In the remaining parts of the world, i.e. Africa, Central Asia, Middle East and South America, there is an AK 47 for every 35 persons alive. Given that law and order in these parts of the world is not exactly stringently enforced, these guns are fired at an alarmingly frequency. We have the results for all to see in the news; wars in Central Asia and in the Middle East, and the exploits of warlords in Africa who hold entire populations to ransom. Every year, more than 250,000 people lose their lives to the AK. That is more people killed every year than the total number who lost their lives to atomic weapons in Hiroshima and Nagasaki, or ever.

It makes one wonder where so many of these weapons were made and how is it that they were freely sold to anyone with a few hundred dollars. Being a product of the Soviet Union, the AK is not protected by patents and intellectual property rights. According to this article on quora.com, the assault rifle is made in a ridiculously large number of countries including Poland starting in 1957, followed by Albania, Armenia, Bulgaria, China, East Germany, Egypt, Hungary, Iran, Iraq, North Korea, Romania, Yugoslavia and recently the United States.

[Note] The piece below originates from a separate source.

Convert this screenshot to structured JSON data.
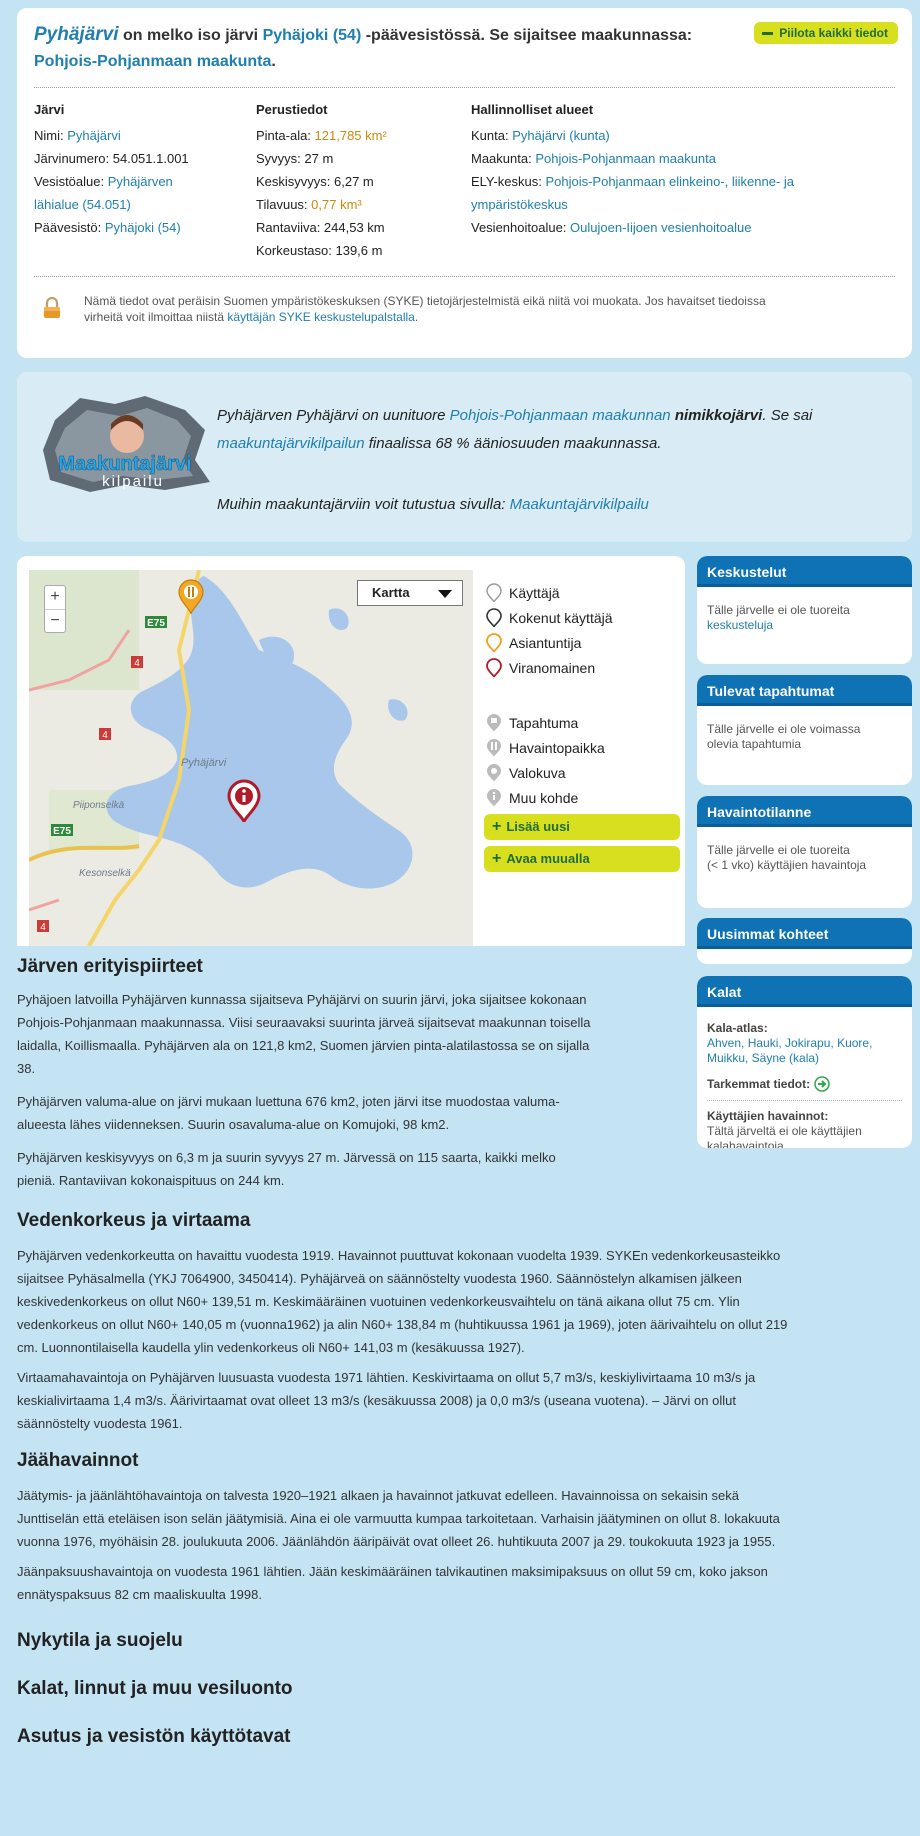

During the Soviet invasion of Afghanistan, it is said that the CIA funded purchase of large numbers of AK47s to supply to the Afghan resistance. It appears that they have been proliferating in the field ever since. In Africa in particular there appears to be a huge secondary market for these weapons. When skirmishes end in one part of the continent they begin in another and people who are done with their fight are willing to sell them on to others in need. With used examples changing hands for as little as US$30 according to the Wiki article, and the weapon needing almost no training at all, its use is only growing in popularity.

No matter how many pageant queens are wishing and praying for world peace, I wouldn't hold my breath. World peace is going to be a long time coming.